Scientists warn against complacency on H7N9
LONDON - A new and deadly strain of bird flu that emerged in China in February but seems to have petered out in recent months could reappear later this year when the warm season comes to an end - and could spread internationally, scientists said on Monday.
A study by researchers in the Chinese mainland and Hong Kong found only one human case of the H7N9 bird flu strain has been identified since early May.
In the preceding months, the virus, which was unknown in humans until February, has infected more than 130 people in the mainland and Taiwan, killing 37 of them, according to the World Health Organization (WHO).
"The warm season has now begun in China, and only one new laboratory-confirmed case of H7N9 in human beings has been identified since May 8, 2013," the researchers wrote in a study published in The Lancet medical journal.
But they added: "If H7N9 follows a similar pattern to H5N1, the epidemic could reappear in the autumn."
H5N1 is another deadly strain of bird flu which emerged in 2003 and has since spread around the world.
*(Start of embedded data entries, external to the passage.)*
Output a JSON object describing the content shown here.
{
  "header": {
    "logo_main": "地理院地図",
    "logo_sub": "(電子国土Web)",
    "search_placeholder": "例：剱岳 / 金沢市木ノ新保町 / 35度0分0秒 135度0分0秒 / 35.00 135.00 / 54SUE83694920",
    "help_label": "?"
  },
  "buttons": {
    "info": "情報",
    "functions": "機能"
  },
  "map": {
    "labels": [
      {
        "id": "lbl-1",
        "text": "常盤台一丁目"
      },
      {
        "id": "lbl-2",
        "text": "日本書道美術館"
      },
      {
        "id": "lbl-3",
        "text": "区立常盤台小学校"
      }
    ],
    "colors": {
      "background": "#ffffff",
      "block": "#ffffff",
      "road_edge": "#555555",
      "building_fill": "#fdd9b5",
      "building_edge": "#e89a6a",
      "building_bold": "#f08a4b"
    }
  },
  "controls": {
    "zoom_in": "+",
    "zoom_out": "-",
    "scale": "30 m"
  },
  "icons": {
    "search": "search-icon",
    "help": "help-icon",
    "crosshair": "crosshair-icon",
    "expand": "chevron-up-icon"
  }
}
Latest WHO data on H5N1 show it has killed 375 of the 630 people confirmed as infected in the past 10 years. Many H5N1 cases have been in Egypt, Indonesia and Vietnam.
The researchers, from the Chinese Center for Disease Control and Prevention (CDC) in Beijing and the University of Hong Kong, said the potential lull in H7N9 could offer health officials the chance to properly discuss and plan ahead for the possibility of the flu's return and wider spread.
This should include plans to build healthcare capacity in the region "in view of the possibility that H7N9 could spread beyond China's borders," they said.
Experts from the United Nations agency said last month the bird flu outbreak in China had cost the economy some $6.5 billion.
In a second study published in the same journal, the researchers also found that while H7N9 flu has a lower risk of death than its much-feared cousin H5N1, it has a higher fatality risk than the 2009 H1N1 flu which swept the world in 2009 and 2010 in a pandemic.
After analysing data on hospital admissions, the team found that H5N1 bird flu had a fatality risk of around 60 percent for patients admitted to hospital - almost double that of the new H7N9 strain which has a death rate of about a third of those hospitalised with the infection.
Pandemic H1N1, often referred to as "swine flu", killed 21 percent of those it infected who were taken into hospital, the researchers said.
The team urged health officials and doctors not to be lulled into a false sense of security by the sharp drop off in H7N9 cases in recent weeks.
"Continued vigilance and sustained intensive control efforts against the virus are need to minimise risk of human infection, which is greater than previously recognised," they said.